SELECT AccountId, Balance, ValidFrom, ValidTo
FROM Banking.Account
FOR SYSTEM_TIME AS OF '2024-06-15 14:30:00'
WHERE AccountId = 12345;

Double-Entry Accounting Pattern

Every financial transaction creates at least two entries that sum to zero.

sql
-- Each line is either a debit or a credit, never both
ALTER TABLE Ledger.JournalLine
ADD CONSTRAINT CK_JournalLine_DebitOrCredit CHECK (
    (DebitAmount > 0 AND CreditAmount = 0) OR
    (DebitAmount = 0 AND CreditAmount > 0)
);

-- Enforce balanced entries with a trigger
CREATE TRIGGER Ledger.TR_JournalEntry_BalanceCheck
ON Ledger.JournalLine
AFTER INSERT, UPDATE
AS
BEGIN
    SET NOCOUNT ON;

    IF EXISTS (
        SELECT JournalEntryId
        FROM Ledger.JournalLine
        WHERE JournalEntryId IN (SELECT DISTINCT JournalEntryId FROM inserted)
        GROUP BY JournalEntryId
        HAVING SUM(DebitAmount) <> SUM(CreditAmount)
    )
        THROW 50060, 'Journal entry is not balanced.
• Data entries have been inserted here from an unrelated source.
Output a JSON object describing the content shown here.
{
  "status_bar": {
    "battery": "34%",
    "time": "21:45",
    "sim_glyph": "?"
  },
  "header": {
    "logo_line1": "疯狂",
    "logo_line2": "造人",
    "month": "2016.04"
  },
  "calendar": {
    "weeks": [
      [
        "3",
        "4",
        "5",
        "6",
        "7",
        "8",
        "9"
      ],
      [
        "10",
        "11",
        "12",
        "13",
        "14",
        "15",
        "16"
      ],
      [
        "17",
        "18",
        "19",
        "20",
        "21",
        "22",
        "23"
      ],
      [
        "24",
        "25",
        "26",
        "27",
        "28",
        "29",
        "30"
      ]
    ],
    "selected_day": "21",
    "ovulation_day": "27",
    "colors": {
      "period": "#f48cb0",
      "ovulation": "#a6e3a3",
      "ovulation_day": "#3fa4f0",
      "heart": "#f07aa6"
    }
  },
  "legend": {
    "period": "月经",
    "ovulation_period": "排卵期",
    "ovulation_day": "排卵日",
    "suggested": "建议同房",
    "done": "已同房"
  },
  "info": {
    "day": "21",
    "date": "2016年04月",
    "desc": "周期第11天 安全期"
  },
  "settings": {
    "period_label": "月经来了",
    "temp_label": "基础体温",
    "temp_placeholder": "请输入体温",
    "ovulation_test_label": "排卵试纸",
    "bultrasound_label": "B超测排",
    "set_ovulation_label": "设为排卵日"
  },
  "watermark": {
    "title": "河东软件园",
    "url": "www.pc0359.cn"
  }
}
Debits must equal credits.', 1;
END;

Key rules: Journal entries are immutable — corrections are made by posting reversing entries. Balance enforcement belongs at the database level, not just the application.

Review Checklist

Schema & Naming

  • Tables use PascalCase singular names?
  • Procedures use usp_ prefix (not sp_)?
  • All constraints are explicitly named?
  • Foreign key columns are indexed?
  • DATETIME2 used instead of DATETIME?
  • DECIMAL(19,4) used for monetary values (not MONEY or FLOAT)?

Error Handling & Transactions

  • SET XACT_ABORT, NOCOUNT ON is the first statement?
  • TRY/CATCH wraps all logic?
  • CATCH block checks @@TRANCOUNT > 0 before ROLLBACK?
  • THROW used to re-raise (not swallowed)?
  • Parameters validated before BEGIN TRANSACTION?
  • Transaction scope is minimal (no unnecessary locks held)?

Performance

  • No functions on columns in WHERE clauses (SARGable)?
  • No cursors where set-based operations work?
  • Parameter types match column types (no implicit conversions)?
  • Temp tables used over table variables for > 100 rows?
  • NOLOCK not used on financial data?
  • Covering indexes exist for key query patterns?

Security

  • Dynamic SQL uses sp_executesql with parameters?
  • Dynamic identifiers use QUOTENAME() and whitelist validation?
  • No sensitive data in error messages or log output?
  • EXECUTE permissions granted instead of direct table access?

Banking Domain

  • All monetary calculations use DECIMAL(19,4)?
  • Operations are idempotent (idempotency key for payments/transfers)?
  • Concurrent access handled (consistent lock ordering or ROWVERSION)?
  • Audit trail present (temporal tables or explicit audit records)?
  • Rounding rules documented and explicit?
  • Double-entry accounting entries balance (debits = credits)?